Tuesday
Tuesday, May 17, 2011
I am up at 1:00 am today. Had to use the rest room and was in pain...so decided to get up and eat a bit...some applesauce and take my celebrex and tylenol...then I will go back to bed for several more hours. I need a good amount of sleep...as I have my weigh in today and I want a good one!!

My neck is still bothering me...made an appt. with the doctor for Thursday. If it is arthritis...not really much they can do...but if it is something else, maybe there is something. Guess I will wait and see!! No need to guess or worry until I know more.
I think I am going to see my sister this weekend. Her step-daughter is graduating from high school and they are having a party for her. I am so excited to see Paula's kitchen!! I spoke to her yesterday...and she has moved some of her stuff from storage into the kitchen. I am excited...as I lived with Paula for 2 years...before I moved to my present apt. We are close and I really miss her...she is two hours away from me now. Anyway...looks like I get to go see her this weekend!!

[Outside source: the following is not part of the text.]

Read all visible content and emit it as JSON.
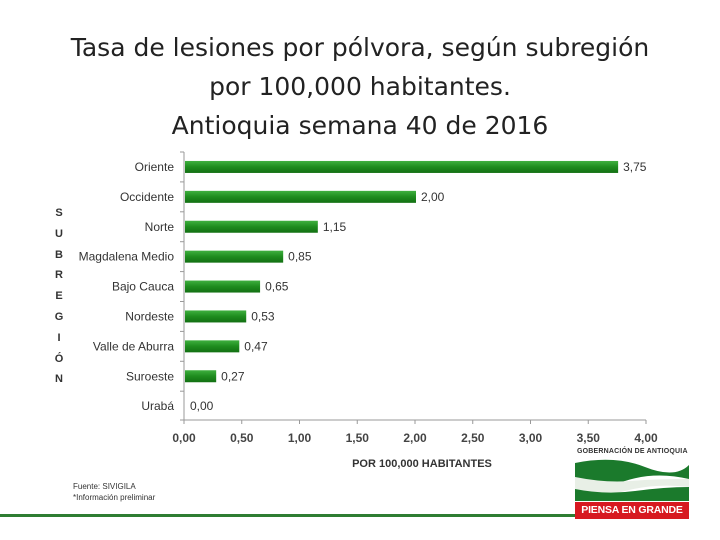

It was raining last night when I went to bed at 9 pm...I know...that is early..but I was tired!! I had a pretty stressful day yesterday. I went to a friend's meeting to show her my support...I got a little worked up and it was stressful. She is learning how to drive and has CP...now they are going to pull her funding and she is not ready to take the driving exam yet. She left the meeting very angry...because she was ready to cry and didn't want them to see her cry. Me....I would have just started crying!! I cry many times when I get frustrated or upset...I can cry in front of anyone...some people don't or just get mad and storm out. I don't usually leave angry...just at myself!! I guess that is why they say that depression is anger turned toward yourself...I know that is part of it anyway. I know it is also a chemical imbalance...but I am always harder on myself than anyone else is on me! Why does that have to be?? I am a good friend, sister, aunt, great aunt...but harder on myself than anyone is on me!!
Well, I am going to take my medications so I can get back to bed. Have a great day!! I know this wasn't about diet or exercise...but this is what was on my mind at this time of the morning...or should I say the middle of the night!!